To answer that question, I need to talk a bit about my background. I’ve been a professional software developer for about 13 years now. During that time I’ve primarily worked on the back-end for distributed systems and have seen numerous approaches to the same problems with various pros and cons. When I take a step back, though, a lot of the major issues that I’ve seen are related to deployment and configuration around service communication:
How do I add a new service to an already existing system? How big, in scope, should these services be? Do I use a message broker? How do I handle discoverability, high availability and fault tolerance? How, and in what format, should data be exchanged between services? How do I audit the system when the system inevitably comes under scrutiny?

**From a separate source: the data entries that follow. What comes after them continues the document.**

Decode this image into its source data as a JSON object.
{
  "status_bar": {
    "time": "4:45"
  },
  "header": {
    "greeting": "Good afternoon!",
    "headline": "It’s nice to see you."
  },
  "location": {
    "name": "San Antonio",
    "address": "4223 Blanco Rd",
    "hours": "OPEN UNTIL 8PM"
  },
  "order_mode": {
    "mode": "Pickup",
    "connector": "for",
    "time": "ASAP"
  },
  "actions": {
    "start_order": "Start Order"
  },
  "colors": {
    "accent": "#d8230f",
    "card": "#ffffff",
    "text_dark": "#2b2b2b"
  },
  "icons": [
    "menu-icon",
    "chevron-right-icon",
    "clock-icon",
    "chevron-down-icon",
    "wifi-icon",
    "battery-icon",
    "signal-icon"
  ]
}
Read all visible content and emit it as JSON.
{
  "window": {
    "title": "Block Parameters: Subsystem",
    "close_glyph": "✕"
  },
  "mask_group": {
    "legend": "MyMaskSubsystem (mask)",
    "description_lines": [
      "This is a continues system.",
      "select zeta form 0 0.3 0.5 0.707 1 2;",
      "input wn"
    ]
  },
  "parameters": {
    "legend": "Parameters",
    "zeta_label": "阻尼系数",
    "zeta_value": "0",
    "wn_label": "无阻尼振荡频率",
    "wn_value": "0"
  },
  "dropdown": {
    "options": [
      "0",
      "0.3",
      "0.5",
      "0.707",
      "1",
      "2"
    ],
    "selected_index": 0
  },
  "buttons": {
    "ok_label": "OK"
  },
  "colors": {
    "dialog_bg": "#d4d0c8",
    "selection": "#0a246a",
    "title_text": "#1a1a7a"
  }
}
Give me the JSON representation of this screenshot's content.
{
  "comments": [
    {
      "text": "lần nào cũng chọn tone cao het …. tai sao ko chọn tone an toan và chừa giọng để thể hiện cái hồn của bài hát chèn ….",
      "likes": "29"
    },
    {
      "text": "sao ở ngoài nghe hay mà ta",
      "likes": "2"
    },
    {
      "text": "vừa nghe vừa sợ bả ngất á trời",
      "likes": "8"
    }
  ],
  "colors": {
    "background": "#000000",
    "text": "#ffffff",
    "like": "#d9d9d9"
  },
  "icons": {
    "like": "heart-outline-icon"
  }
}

I’ve seen many different approaches to these problems. In fact, there are so many approaches, some orthogonal and some similar, that software developers can easily get lost. While the themes are constant, it is time consuming for developers to get up to speed with all of these technologies. There isn’t a single solution that solves every common problem seen in the backend; I’m sure the same applies to the front-end as well. It’s hard to truly understand the pros and cons of an approach until you have a working system; and when that happens and if you then realize that the cons outweigh the pros, it may be difficult and costly to get back to where you started (see sunk cost fallacy and opportunity cost). Conversely, analysis paralysis is also costly to an organization, both in terms of capital—software developers are not cheap—and an inability to quickly adapt to market pressures, be it customer needs and requirements or a competitor that is disrupting the market.

Yet the hype cycle continues. There is always a new shiny thing taking the software world by storm. You see it in discussions on languages, frameworks, databases, messaging protocols, architectures ad infinitum. Separating the wheat from the chaff is something developers must do to ensure they are able to meet their obligations. But with the signal to noise ratio being high at times and with looming deadlines not all possibilities can be explored.  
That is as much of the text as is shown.